Bundesliga: Der deutsche Fußball und seine österreichischen Trainer

Adi Hütter sorgt mit Eintracht Frankfurt für Furore. Seine Türöffner heißen Stöger und Hasenhüttl, doch die Vorgeschichte ist noch viel länger.

Die Bundesliga – genauer: die „deutsche Bundesliga“, so viel Zeit muss in Österreich sein – sei schon immer sein Ziel gewesen. Das hat Adi Hütter, Vorarlberger und seit Sommer Trainer von Eintracht Frankfurt, oft genug erklärt. In Österreich und der Schweiz hat Hütter jeweils die Meisterschaft gewonnen, vor dem Spiel am Sonntag gegen Wolfsburg (18 Uhr) ist er mit der Eintracht schon einmal auf Champions-League-Kurs. „Wenn man in Österreich und in der Schweiz Erfolg gehabt hat, ist es legitim, in die Bundesliga wechseln zu wollen“, hatte Hütter einmal dem Schweizer „Tagesanzeiger“ gesagt.

Sportlich und wirtschaftlich ergeben sich im deutschen Profigeschäft größere Möglichkeiten, zugleich fällt die Sprachbarriere weg – auch wenn es in Österreich gerne heißt, beide Länder trenne die gemeinsame Sprache. Hütter ist damit bereits der 13. Österreicher, der einen Bundesligaklub coacht; die Zahl wird nur von bislang 17 niederländischen Trainern übertroffen. Mit Helmut Senekowitsch hat Hütter sogar einen landsmännischen Vorgänger bei der Eintracht: Für den österreichischen Heldentrainer der „Schmach von Córdoba“ war 1982 nach fünf Niederlagen in sechs Spielen jedoch direkt schon wieder Schluss mit Bundesliga.

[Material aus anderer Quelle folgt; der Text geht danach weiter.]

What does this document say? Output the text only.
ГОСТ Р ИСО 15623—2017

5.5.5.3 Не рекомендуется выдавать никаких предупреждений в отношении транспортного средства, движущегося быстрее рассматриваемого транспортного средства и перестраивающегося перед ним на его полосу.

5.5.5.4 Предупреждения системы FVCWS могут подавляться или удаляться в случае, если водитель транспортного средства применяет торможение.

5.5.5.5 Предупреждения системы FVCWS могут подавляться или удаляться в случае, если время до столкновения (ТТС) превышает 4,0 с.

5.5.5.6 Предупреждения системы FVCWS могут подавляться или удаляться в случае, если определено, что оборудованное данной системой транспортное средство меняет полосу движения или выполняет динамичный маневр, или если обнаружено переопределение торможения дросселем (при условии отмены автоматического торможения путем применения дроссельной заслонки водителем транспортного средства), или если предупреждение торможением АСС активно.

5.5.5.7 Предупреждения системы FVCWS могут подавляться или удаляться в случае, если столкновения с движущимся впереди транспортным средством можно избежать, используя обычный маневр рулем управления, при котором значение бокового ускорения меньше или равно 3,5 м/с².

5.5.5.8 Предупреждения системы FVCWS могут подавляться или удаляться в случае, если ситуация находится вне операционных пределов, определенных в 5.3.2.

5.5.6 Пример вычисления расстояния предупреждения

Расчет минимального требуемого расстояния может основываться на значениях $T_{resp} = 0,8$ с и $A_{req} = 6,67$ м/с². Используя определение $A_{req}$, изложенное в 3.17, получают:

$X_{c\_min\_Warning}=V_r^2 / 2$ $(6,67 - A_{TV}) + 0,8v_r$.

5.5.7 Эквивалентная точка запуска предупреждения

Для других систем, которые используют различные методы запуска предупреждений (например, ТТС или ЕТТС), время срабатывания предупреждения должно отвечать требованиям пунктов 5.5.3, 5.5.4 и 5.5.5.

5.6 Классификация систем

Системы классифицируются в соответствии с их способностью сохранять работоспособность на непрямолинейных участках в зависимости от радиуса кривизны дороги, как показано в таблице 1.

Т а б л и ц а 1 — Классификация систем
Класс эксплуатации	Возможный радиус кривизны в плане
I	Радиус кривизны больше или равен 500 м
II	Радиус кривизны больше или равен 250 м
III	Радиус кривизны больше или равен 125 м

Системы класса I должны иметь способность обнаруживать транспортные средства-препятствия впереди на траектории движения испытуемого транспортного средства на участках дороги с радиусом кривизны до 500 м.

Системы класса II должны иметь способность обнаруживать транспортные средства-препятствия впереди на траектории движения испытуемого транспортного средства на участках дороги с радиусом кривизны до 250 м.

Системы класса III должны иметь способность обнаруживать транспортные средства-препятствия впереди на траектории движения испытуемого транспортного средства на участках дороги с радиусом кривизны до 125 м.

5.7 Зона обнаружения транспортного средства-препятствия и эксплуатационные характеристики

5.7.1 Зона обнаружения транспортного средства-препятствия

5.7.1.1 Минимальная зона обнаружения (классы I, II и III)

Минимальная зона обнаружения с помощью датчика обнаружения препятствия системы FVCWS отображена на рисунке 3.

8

Den Anfang machte Max Merkel

Begonnen hatte aber alles schon viel früher mit dem legendären Max Merkel: In der Gründungssaison 1963/1964 ging der Wiener mit 1860 München an den Start. Von Spielern wegen seines rauen Umgangstons und harten Trainings gefürchtet, in den Medien wegen seiner bissigen Sprüche beliebt („Das Schönste an Gelsenkirchen war schon immer die Autobahn nach München“), avancierte Merkel spätestens durch den Münchner Meistertitel 1966 zum ersten Startrainer der Bundesliga.

Seine zweite Meisterschaft feierte Merkel 1968 mit dem 1. FC Nürnberg. Nur neun Monate später trat er jedoch vorgeblich aus gesundheitlichen Gründen zurück – die Nürnberger waren da gerade Tabellenletzter und stiegen später als einziger amtierender Meister der Bundesligageschichte ab. Sein Assistent Robert Körner, ebenfalls Wiener, wurde sein Nachfolger; er verlor jedoch seine ersten beiden Spiele und musste direkt wieder gehen – nur Jörg Bergers Amtszeit bei seinem Einsatz als Feuerwehrmann in Bielefeld 2009 war noch kürzer.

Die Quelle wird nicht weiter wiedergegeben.